The only way out of this suffering is to double down. Let the resistance to dissolving be another thing that dissolves. 

 

Dissolving the Fear of Dissolving: Flow 

The first thing that helps me stay calm with dissolution is to think of it as flow. Flow is always about new things replacing old things: new molecules coming in while others disintegrate. “Flow” is also the word psychologists use to describe a mental state of joyful fascination. It’s the most positive thing we can experience.

That’s why I can honestly say I’ve been falling apart as long as I’ve existed. Every seven years, each of my atoms disappears, to be replaced by others. The baby I was—and the baby you were—dissolved long ago.

Of course they did.

They had to.

Everything dissolves.

Falling apart is part of flow, the reason flow is possible. 

Close your eyes and imagine a few things that flow. Rivers. Seasons. Tides. They constantly shift, which is how they constantly create new moments of beauty, new vistas, new reflections, new forms of earth and air and water and life.

Put your fingers in a flowing stream—isn’t the movement of water delicious? Feel a cool breeze on your face—isn’t the flow of air better than stagnation?

This is our sensory hint that dissolution is not simply annihilation. There’s something fundamentally important about it, something we sense at a primordial level.


Dissolve Our Culture’s Thinking: Let the Nonphysical Be Real

All physical objects fall apart. But most of our universe isn’t made of physical objects. We don’t know what it’s made of, but not anything we can observe or measure.

Physicists tell us that about 95% of the universe is not made of atoms. It’s not made of anything we understand. Scientists call it “dark matter,” “dark energy.” We only know it’s there because of its effects on the gravitational fields of things we can see and measure.

One physicist, Florian Neukart, believes that dark matter may be the memory of the universe: the informational record of everything that has ever happened, the “weight of information woven into space-time”

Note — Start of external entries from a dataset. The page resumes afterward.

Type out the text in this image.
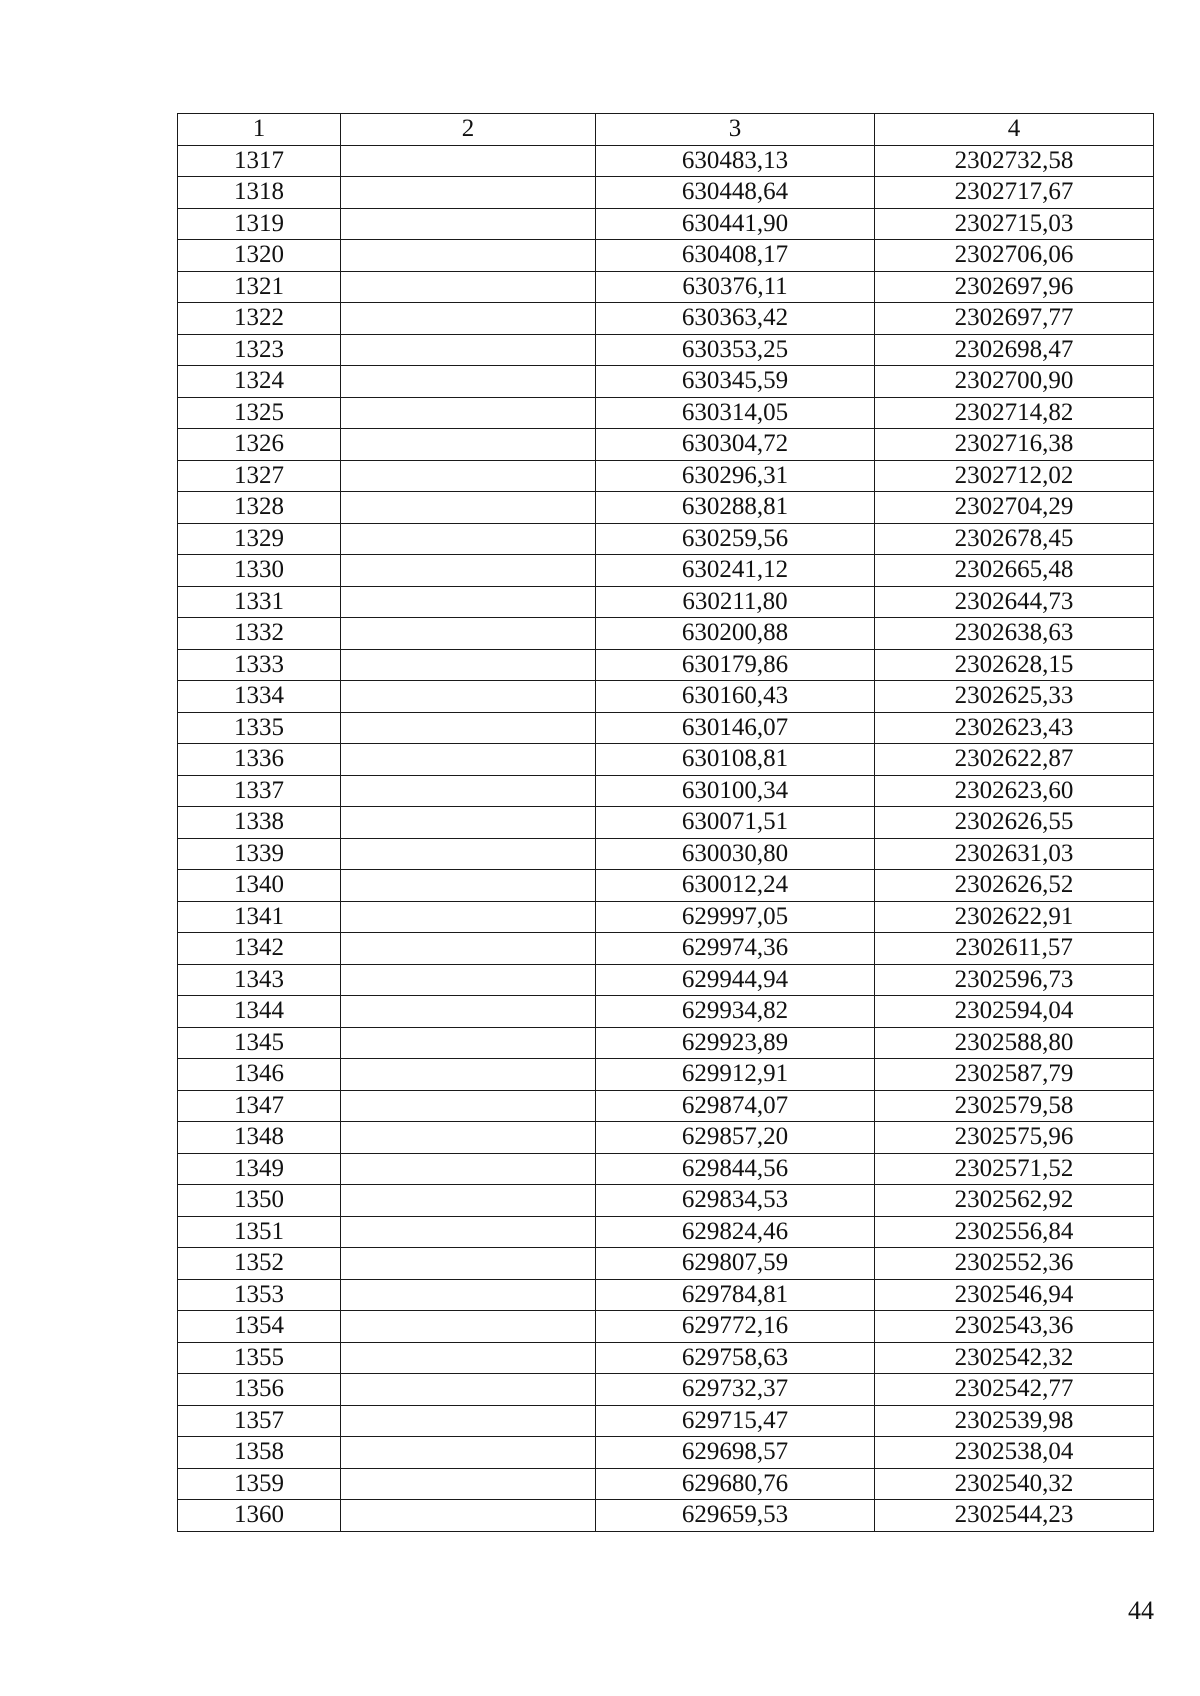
1	2	3	4
1317		630483,13	2302732,58
1318		630448,64	2302717,67
1319		630441,90	2302715,03
1320		630408,17	2302706,06
1321		630376,11	2302697,96
1322		630363,42	2302697,77
1323		630353,25	2302698,47
1324		630345,59	2302700,90
1325		630314,05	2302714,82
1326		630304,72	2302716,38
1327		630296,31	2302712,02
1328		630288,81	2302704,29
1329		630259,56	2302678,45
1330		630241,12	2302665,48
1331		630211,80	2302644,73
1332		630200,88	2302638,63
1333		630179,86	2302628,15
1334		630160,43	2302625,33
1335		630146,07	2302623,43
1336		630108,81	2302622,87
1337		630100,34	2302623,60
1338		630071,51	2302626,55
1339		630030,80	2302631,03
1340		630012,24	2302626,52
1341		629997,05	2302622,91
1342		629974,36	2302611,57
1343		629944,94	2302596,73
1344		629934,82	2302594,04
1345		629923,89	2302588,80
1346		629912,91	2302587,79
1347		629874,07	2302579,58
1348		629857,20	2302575,96
1349		629844,56	2302571,52
1350		629834,53	2302562,92
1351		629824,46	2302556,84
1352		629807,59	2302552,36
1353		629784,81	2302546,94
1354		629772,16	2302543,36
1355		629758,63	2302542,32
1356		629732,37	2302542,77
1357		629715,47	2302539,98
1358		629698,57	2302538,04
1359		629680,76	2302540,32
1360		629659,53	2302544,23
44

This requires believing that non-physical things are real. Everyday experience backs up this idea. Love, purpose, insight, wisdom, memories—these are all things, even if they can’t be measured.

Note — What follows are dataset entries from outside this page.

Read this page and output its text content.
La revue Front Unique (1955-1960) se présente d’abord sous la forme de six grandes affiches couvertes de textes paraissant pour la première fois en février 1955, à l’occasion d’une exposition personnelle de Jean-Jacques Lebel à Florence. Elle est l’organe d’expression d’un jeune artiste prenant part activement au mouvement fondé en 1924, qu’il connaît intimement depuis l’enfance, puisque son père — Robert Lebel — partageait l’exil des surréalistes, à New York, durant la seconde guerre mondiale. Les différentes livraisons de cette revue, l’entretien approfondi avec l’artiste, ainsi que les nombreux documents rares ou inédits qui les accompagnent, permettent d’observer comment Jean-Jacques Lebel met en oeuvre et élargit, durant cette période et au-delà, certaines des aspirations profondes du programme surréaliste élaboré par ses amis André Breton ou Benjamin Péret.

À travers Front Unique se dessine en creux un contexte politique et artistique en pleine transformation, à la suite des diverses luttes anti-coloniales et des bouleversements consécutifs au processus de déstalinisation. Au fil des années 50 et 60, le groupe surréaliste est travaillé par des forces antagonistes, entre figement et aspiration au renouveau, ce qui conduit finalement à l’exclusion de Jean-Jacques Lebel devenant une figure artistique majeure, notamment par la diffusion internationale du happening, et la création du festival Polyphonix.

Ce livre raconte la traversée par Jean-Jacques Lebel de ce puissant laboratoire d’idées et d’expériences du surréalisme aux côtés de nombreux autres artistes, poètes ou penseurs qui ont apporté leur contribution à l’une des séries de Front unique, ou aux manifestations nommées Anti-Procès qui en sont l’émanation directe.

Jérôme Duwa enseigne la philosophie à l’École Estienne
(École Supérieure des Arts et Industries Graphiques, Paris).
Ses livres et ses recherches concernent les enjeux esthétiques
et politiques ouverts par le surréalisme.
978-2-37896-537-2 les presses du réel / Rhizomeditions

Perhaps, as all material things dissolve, nonmaterial things—or no-things—are always being created. 

Maybe we aren’t here to keep our bodies fightin’ fit forever, but to use our physical existence to create experiences that aren’t constantly dissolving, but constantly coming into existence.


Dissolving Into Wonder

Just contemplating this is enough to make me slow down, put away my worries, and ponder new possible versions of reality that feel exciting and amazing. The constant change of my life is fascinating when I think of it as simultaneously dissolving and creating. 

Like our hands, our hearts and minds can’t do much if they’re always clenched, trying to keep things from leaving or changing. 

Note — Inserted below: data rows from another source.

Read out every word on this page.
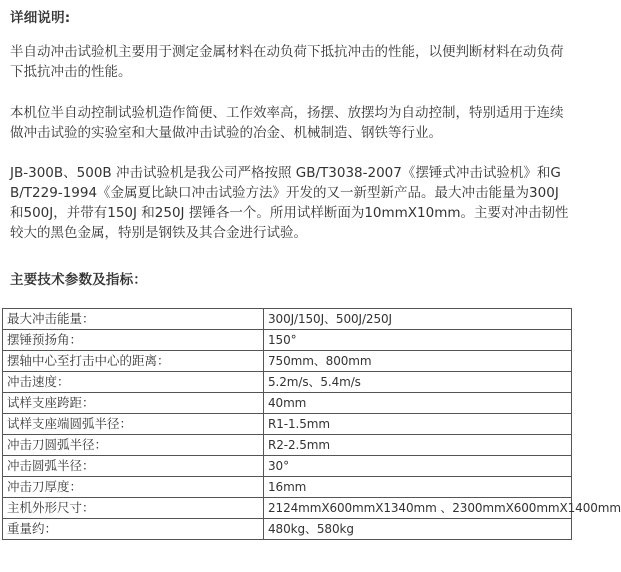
详细说明:

半自动冲击试验机主要用于测定金属材料在动负荷下抵抗冲击的性能，以便判断材料在动负荷下抵抗冲击的性能。

本机位半自动控制试验机造作简便、工作效率高，扬摆、放摆均为自动控制，特别适用于连续做冲击试验的实验室和大量做冲击试验的冶金、机械制造、钢铁等行业。

JB-300B、500B 冲击试验机是我公司严格按照 GB/T3038-2007《摆锤式冲击试验机》和GB/T229-1994《金属夏比缺口冲击试验方法》开发的又一新型新产品。最大冲击能量为300J 和500J，并带有150J 和250J 摆锤各一个。所用试样断面为10mmX10mm。主要对冲击韧性较大的黑色金属，特别是钢铁及其合金进行试验。

主要技术参数及指标：
最大冲击能量：	300J/150J、500J/250J
摆锤预扬角：	150°
摆轴中心至打击中心的距离：	750mm、800mm
冲击速度：	5.2m/s、5.4m/s
试样支座跨距：	40mm
试样支座端圆弧半径：	R1-1.5mm
冲击刀圆弧半径：	R2-2.5mm
冲击圆弧半径：	30°
冲击刀厚度：	16mm
主机外形尺寸：	2124mmX600mmX1340mm 、2300mmX600mmX1400mm
重量约：	480kg、580kg
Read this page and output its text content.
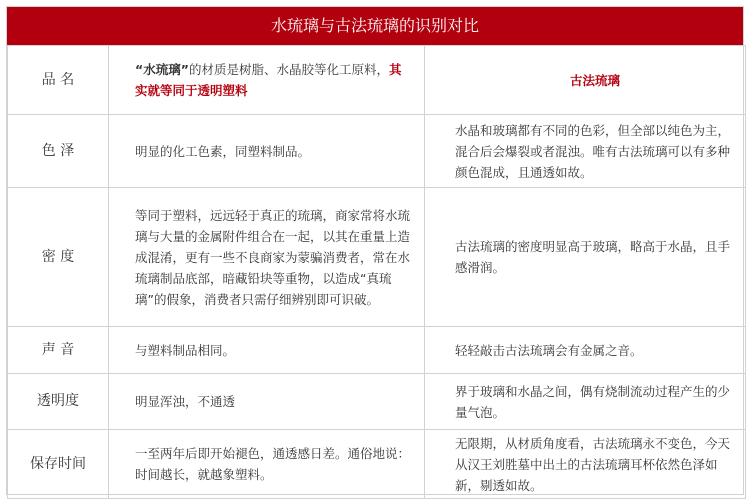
水琉璃与古法琉璃的识别对比
品 名	“水琉璃”的材质是树脂、水晶胶等化工原料，其实就等同于透明塑料	古法琉璃
色 泽	明显的化工色素，同塑料制品。	水晶和玻璃都有不同的色彩，但全部以纯色为主，混合后会爆裂或者混浊。唯有古法琉璃可以有多种颜色混成，且通透如故。
密 度	等同于塑料，远远轻于真正的琉璃，商家常将水琉璃与大量的金属附件组合在一起，以其在重量上造成混淆，更有一些不良商家为蒙骗消费者，常在水琉璃制品底部，暗藏铅块等重物，以造成“真琉璃”的假象，消费者只需仔细辨别即可识破。	古法琉璃的密度明显高于玻璃，略高于水晶，且手感滑润。
声 音	与塑料制品相同。	轻轻敲击古法琉璃会有金属之音。
透明度	明显浑浊，不通透	界于玻璃和水晶之间，偶有烧制流动过程产生的少量气泡。
保存时间	一至两年后即开始褪色，通透感日差。通俗地说：时间越长，就越象塑料。	无限期，从材质角度看，古法琉璃永不变色，今天从汉王刘胜墓中出土的古法琉璃耳杯依然色泽如新，剔透如故。
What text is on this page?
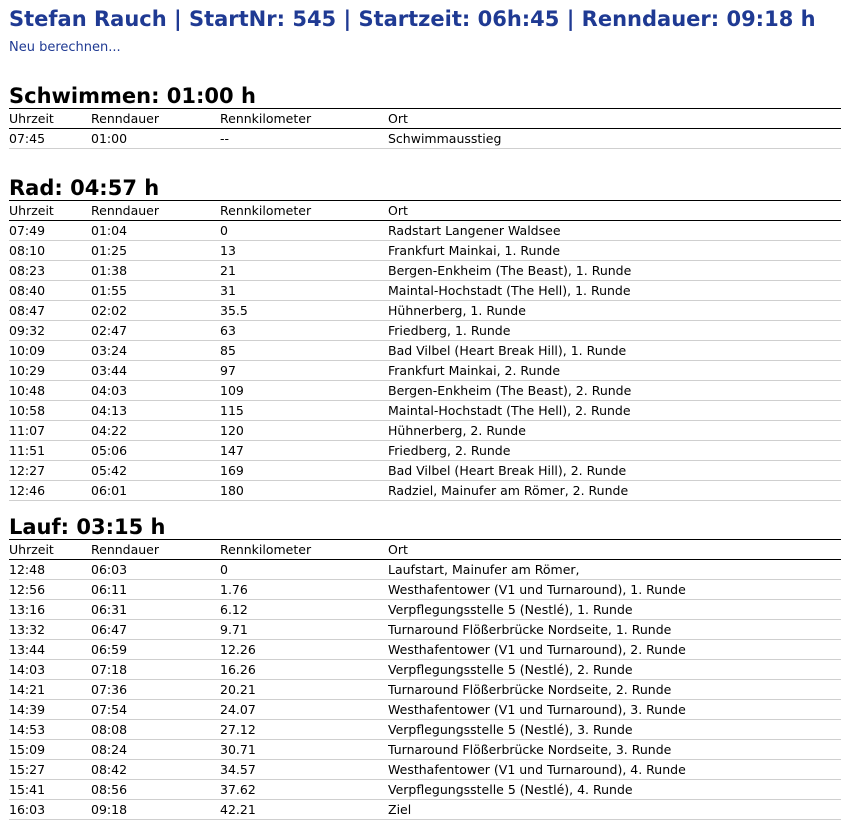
Stefan Rauch | StartNr: 545 | Startzeit: 06h:45 | Renndauer: 09:18 h
Neu berechnen...
Schwimmen: 01:00 h
Uhrzeit	Renndauer	Rennkilometer	Ort
07:45	01:00	--	Schwimmausstieg
Rad: 04:57 h
Uhrzeit	Renndauer	Rennkilometer	Ort
07:49	01:04	0	Radstart Langener Waldsee
08:10	01:25	13	Frankfurt Mainkai, 1. Runde
08:23	01:38	21	Bergen-Enkheim (The Beast), 1. Runde
08:40	01:55	31	Maintal-Hochstadt (The Hell), 1. Runde
08:47	02:02	35.5	Hühnerberg, 1. Runde
09:32	02:47	63	Friedberg, 1. Runde
10:09	03:24	85	Bad Vilbel (Heart Break Hill), 1. Runde
10:29	03:44	97	Frankfurt Mainkai, 2. Runde
10:48	04:03	109	Bergen-Enkheim (The Beast), 2. Runde
10:58	04:13	115	Maintal-Hochstadt (The Hell), 2. Runde
11:07	04:22	120	Hühnerberg, 2. Runde
11:51	05:06	147	Friedberg, 2. Runde
12:27	05:42	169	Bad Vilbel (Heart Break Hill), 2. Runde
12:46	06:01	180	Radziel, Mainufer am Römer, 2. Runde
Lauf: 03:15 h
Uhrzeit	Renndauer	Rennkilometer	Ort
12:48	06:03	0	Laufstart, Mainufer am Römer,
12:56	06:11	1.76	Westhafentower (V1 und Turnaround), 1. Runde
13:16	06:31	6.12	Verpflegungsstelle 5 (Nestlé), 1. Runde
13:32	06:47	9.71	Turnaround Flößerbrücke Nordseite, 1. Runde
13:44	06:59	12.26	Westhafentower (V1 und Turnaround), 2. Runde
14:03	07:18	16.26	Verpflegungsstelle 5 (Nestlé), 2. Runde
14:21	07:36	20.21	Turnaround Flößerbrücke Nordseite, 2. Runde
14:39	07:54	24.07	Westhafentower (V1 und Turnaround), 3. Runde
14:53	08:08	27.12	Verpflegungsstelle 5 (Nestlé), 3. Runde
15:09	08:24	30.71	Turnaround Flößerbrücke Nordseite, 3. Runde
15:27	08:42	34.57	Westhafentower (V1 und Turnaround), 4. Runde
15:41	08:56	37.62	Verpflegungsstelle 5 (Nestlé), 4. Runde
16:03	09:18	42.21	Ziel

When we let go of our assumptions and simply observe the universe around us, what looked like a universe doomed to destruction becomes a universe in constant flow. 

Like the steps in a dance, like the plot of a story, like the resolving chord that makes a song beautiful, letting go and embracing the process of dissolution allows us to perceive new beauty, neverending joy. 

From this perspective, the world makes a new kind of sense. Hardship, loss, grief, all show themselves as simultaneously destructive and creative.

So yes, I am falling apart.

So are we all.

Of course we are.

We have to.

But with each dissolution, new versions of us are forming. We are caterpillars becoming butterflies not just once, but many times in a single life. 

So as we watch everything fall apart—the status quo, the places we lived, the shape of society itself—don’t despair. The question, “How do I stop all these changes?” is hopeless. 

But there is another question that isn’t hopeless. It is hope itself. 

As you watch yourself dissolve, find what isn’t dissolving. Lean into the aspect of yourself that isn’t physical: your love, excitement, sorrow, mystery. When you find that aspect of yourself, notice how it loves flow. Ask it the question that takes you deeper into the mystery. Ask it, “What am I becoming?”